With a Friday morning column that was presumably ready to go since last Tuesday, the New York Post’s resident hater of all-things WWE related, Phil Mushnick would like us to remember the real victims of the Chris Benoit Double Murder/Suicide : crusading journalists whose warnings were ignored.

Look what it has taken for the media to finally begin to report that Vince McMahon has been operating a death mill the past 25 years.

Look what it took for the news media to finally learn and report that McMahon produces a TV show that regularly features physically fit and soon-to-be dead young men.
It didn’t take one death, or even 20, for the media to finally wake up. Hell, pro wrestlers have been steadily dying young since the early 1980s, when McMahon began to rule the industry.

And it didn’t take Monday’s suicide of a McMahon-made star, Chris Benoit. It took three deaths in one weekend in one home; it took Benoit’s murder of his son and wife for modern pro wrestling to finally be stamped with a skull-and-crossbones caution label.
Hell, Brian Pillman died at 35; Louie Spiccoli was 27; Chris Candido was 33. For all the drugs Eddie Guerrero relied on to become one of McMahon’s champs, it was miraculous he made it to 38.

“Ravishing” Rick Rude was 41; “The British Bulldog,” Davey Boy Smith, was 39. Curt Henning, “Mr. Perfect,” died at 44. “Road Warrior Hawk” made it to 45, which can be like 85 in pro-wrestling years.

Given cartoon names, they were real people. They are among the most renowned pro wrestlers who died young – just since 1995. There are dozens more from where they came from, and wound up. None of their deaths made for big, nationwide news.

Monday night, in the midst of a plot in which he was supposed to have been murdered, McMahon knew exactly what to do. He replaced that night’s USA Network show with a Benoit memorial. McMahon’s best ratings have been generated by tribute shows following the sudden, real deaths of his performers. He cashes in on these guys coming and going.

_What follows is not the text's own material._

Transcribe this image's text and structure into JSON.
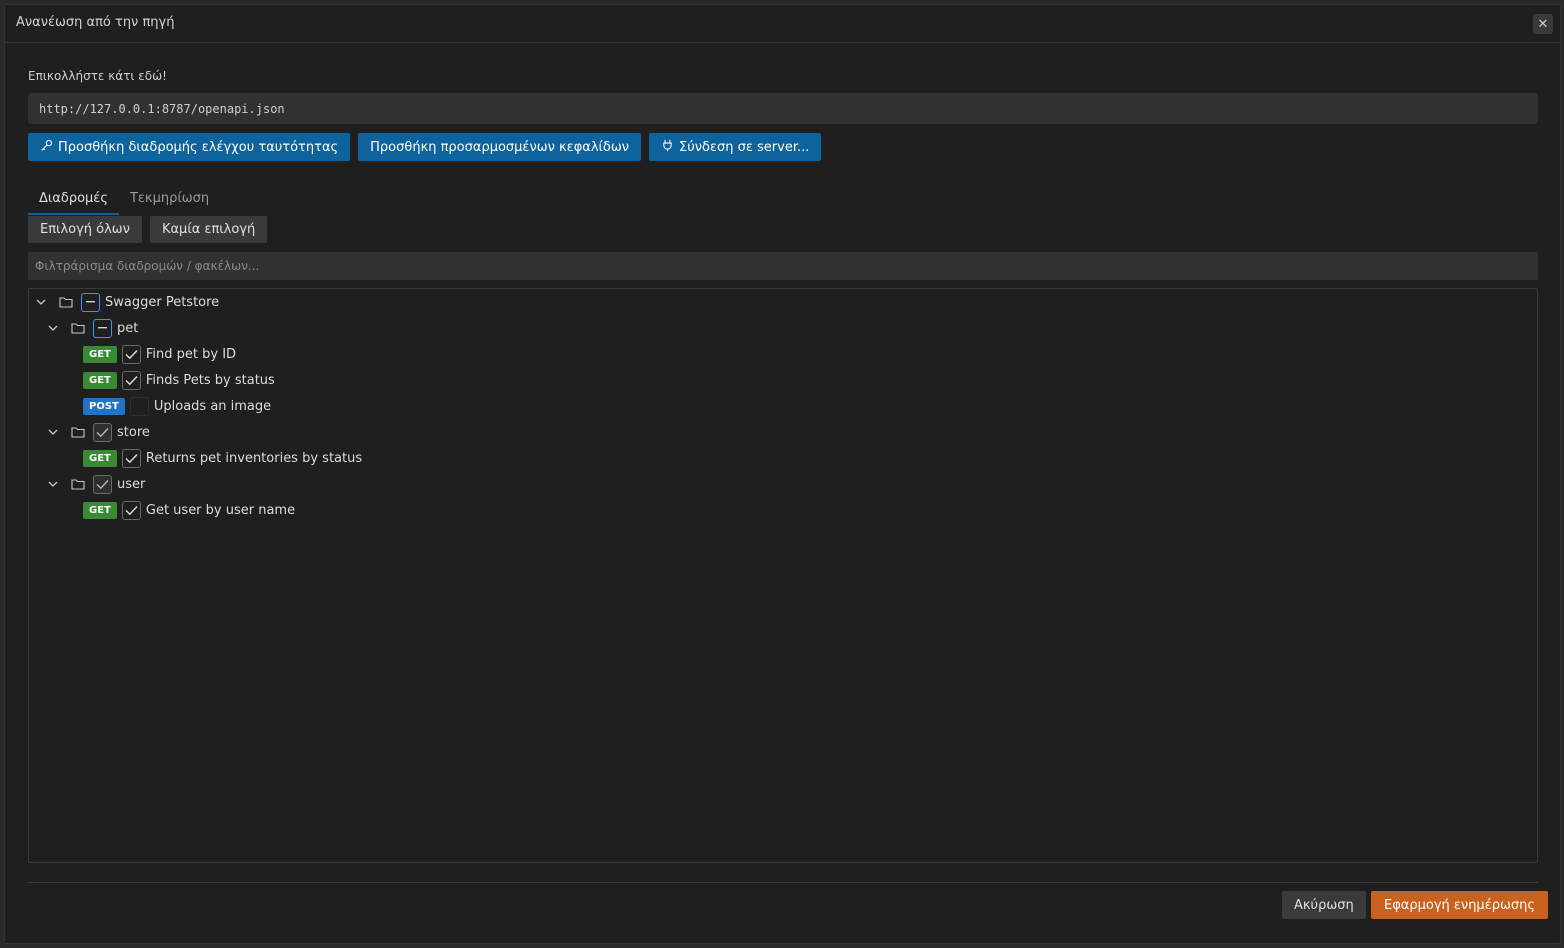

Pro wrestling manufactures death. And the guy who owns and operates the biggest factory, the boss who sets the standards, is Vince McMahon. And, though it took 25 years and the deaths this week of Chris Benoit, his wife and son, the media are finally beginning to notice.

Hoo boy. Phil’s made the same points about Vinnie Mac being a death merchant on a number of occasions. And while there’s some meat to said charges, Mushnick does his readers no favors by his willful selectivity. Nowhere in the above piece does Phil ponder the possibility that Benoit’s state of mind could’ve been affected by anything other than his vocation. Likewise, Phil relies on the ignorance of his editors in citing Louie Spiccoli and as “amongst the most renowned pro wrestlers.”

But the portion of Mushnick’s argument that holds the least water of all is his claim that McMahon cynically used Benoit’s death to cash in last Monday night. Given the WWE only learned of the bodies being found in Fayette a few hours before the broadcast (well, supposedly), it wasn’t as though the promotion had any opportunity to fully exploit the tragedy. Nor did the story hit the wire services or much of the internet until early that evening.

I’m not saying McMahon would pass on a chance for higher ratings. But had he opted to ignore Benoit’s death or just mention it in passing at the top of the broadcast, he’d have been pilloried by Mushnick and the WWE’s fan base alike.